24.10.12

Variedades de la melancolía



Variedades de la melancolía
[08.07.2010]
 
Se agrupan bajo una sola denominación, pero los melancólicos son como los ejércitos de Satanás. Y así como cada demonio es diferente, la melancolía es un infierno vastísimo de humores pegajosos y quemaduras corporales. El melancólico exprime sus fuegos. Le saca jugo a fobias, patologías, estados mórbidos y frustraciones. Así Bernardo Soares, en Estética del Desaliento, escribe tocado por la sabiduría: “Ya que no podemos conseguir belleza de la vida, busquemos al menos conseguir belleza del no poder conseguir belleza de la vida.”  

Largas jornadas con las neurosis me enseñaron el verdadero camino a la desdicha, y el melancólico se sabe triste, requiere una sesión de primeros auxilios, una enfermera, un segundo parto. Dice José Mariano Leyva en El complejo Fitzgerald que gran parte de la generación de los 80’s y 90’s arrastra depresiones transmitidas culturalmente. Cierto, pero ya desde el siglo XVI con El ingenioso hidalgo Don Quijote de la Mancha se había cultivado una progresiva moral del fracaso, y antes existía el Libro de Job, prefiguración de Roquentin en el Antiguo Testamento.

Tristeza y más tristeza, al melancólico le duele vivir, le duele enamorarse, le duele masticar y le fastidian los excusados. No admite los engranajes de las cosas. Le gustan los ataúdes, las ambulancias, el mar, los bolígrafos negros. Se resiste a los lugares comunes del ecologismo, prefiere los terremotos. “Si pudiéramos quedarnos así siempre: puros y tristes, como huérfanos; pero no es posible, eso no pasa en la vida”, afirmaba Jean-Paul Sartre, novelista y francotirador de monstruosidades.

Adán y Eva arriesgaron el paraíso y conocieron la amargura. En el melancólico, el primer paso en falso de la humanidad inicia con una teología de retirada y escarmiento. Algún día, cuando el ocio permita la Historia Universal de las Lágrimas, en fotografías anexas veremos los ojos de Beckett y Cioran, dos ajedrecistas del silencio y la calma intrauterina. En Breath, Beckett acota sólo una respiración entrecortada y un largo suspiro en medio de la basura. La pieza teatral no dura ni un minuto. Cioran sentencia: “El lirismo absoluto es el lirismo de los últimos instantes”, y nada más falta oír disparos.

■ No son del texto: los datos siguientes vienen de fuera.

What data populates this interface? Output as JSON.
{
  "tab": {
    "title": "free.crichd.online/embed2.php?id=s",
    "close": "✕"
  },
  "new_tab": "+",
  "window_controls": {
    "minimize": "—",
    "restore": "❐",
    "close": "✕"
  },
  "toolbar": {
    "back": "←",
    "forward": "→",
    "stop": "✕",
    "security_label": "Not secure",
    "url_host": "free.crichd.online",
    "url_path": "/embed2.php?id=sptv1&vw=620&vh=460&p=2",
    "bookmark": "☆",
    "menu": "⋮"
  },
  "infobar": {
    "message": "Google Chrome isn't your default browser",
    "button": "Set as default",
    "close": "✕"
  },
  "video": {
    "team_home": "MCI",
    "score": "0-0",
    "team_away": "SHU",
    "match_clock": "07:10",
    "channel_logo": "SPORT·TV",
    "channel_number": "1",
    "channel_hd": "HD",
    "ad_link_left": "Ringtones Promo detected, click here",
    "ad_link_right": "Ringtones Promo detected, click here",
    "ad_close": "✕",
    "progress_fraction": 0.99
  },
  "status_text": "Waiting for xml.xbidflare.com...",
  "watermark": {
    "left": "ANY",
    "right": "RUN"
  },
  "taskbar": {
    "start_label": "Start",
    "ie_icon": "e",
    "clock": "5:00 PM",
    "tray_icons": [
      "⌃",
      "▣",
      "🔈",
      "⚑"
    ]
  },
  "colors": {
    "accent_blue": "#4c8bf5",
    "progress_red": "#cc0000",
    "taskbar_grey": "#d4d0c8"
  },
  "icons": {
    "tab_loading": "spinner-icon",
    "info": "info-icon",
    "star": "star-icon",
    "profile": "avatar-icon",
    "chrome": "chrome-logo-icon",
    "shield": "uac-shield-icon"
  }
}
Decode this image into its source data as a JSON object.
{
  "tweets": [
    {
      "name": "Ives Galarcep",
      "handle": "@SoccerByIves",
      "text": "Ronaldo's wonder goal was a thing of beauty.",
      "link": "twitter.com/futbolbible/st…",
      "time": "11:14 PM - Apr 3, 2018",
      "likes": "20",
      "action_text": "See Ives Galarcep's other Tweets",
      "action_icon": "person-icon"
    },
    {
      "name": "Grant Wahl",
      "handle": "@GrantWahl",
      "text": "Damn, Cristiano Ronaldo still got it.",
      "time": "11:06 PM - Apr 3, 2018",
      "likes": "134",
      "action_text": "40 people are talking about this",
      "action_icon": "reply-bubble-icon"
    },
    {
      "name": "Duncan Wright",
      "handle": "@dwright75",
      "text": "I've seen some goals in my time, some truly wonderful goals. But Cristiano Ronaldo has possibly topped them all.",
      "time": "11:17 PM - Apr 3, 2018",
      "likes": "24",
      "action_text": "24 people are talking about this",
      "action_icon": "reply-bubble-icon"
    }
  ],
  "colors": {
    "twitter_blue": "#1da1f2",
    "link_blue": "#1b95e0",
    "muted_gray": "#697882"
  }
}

El melancólico roba películas en blanco y negro, escribe cartas de amor nunca depositadas, explora tiendas de libros usados, ferreterías y prostíbulos. Suele poner sus dedos entre la cabeza denotando preocupación, inquietud, fastidio y otras emociones ambidiestras. Muere de cáncer, sífilis, desastre y locura. Se ahorca, se tira los sesos, prende la chimenea, se corta los testículos, le deja un argumento de valentía al siguiente infeliz con ganas de matarse. Ningún melancólico malgasta su vocación suicida.

En los melancólicos se verifica la sentencia de que la música calma a los leones. Basta revisar la evolución de ambos fenómenos y sacaremos una conclusión: la tristeza tiene ritmo. Quien llora, emite una serie de sonidos regulares no exentos de intensidad, crescendos, resonancias. El llanto es una máquina de ruido, un sintetizador somático, una lenta y tremebunda teoría musical del cosmos, una zarabanda. Llorar demuestra que algo no funciona, que la vida no es suficiente, que los gitanos arrojan tinta negra en las cunas de los recién nacidos.

La melancolía no tiene cura, pues de lo contrario no existirían clínicas mentales, homicidios, monasterios, tangos ni crepúsculos. Las obligaciones laborales nos exigen mantener a raya el tigre melancólico, dándole su comida regularmente, sus trozos de carne cruda con anestésicos. ¡Cuidado, amigos! ¡Esas son idioteces! ¡La melancolía no es un animal domesticable! ¡Un demonio no se deja someter!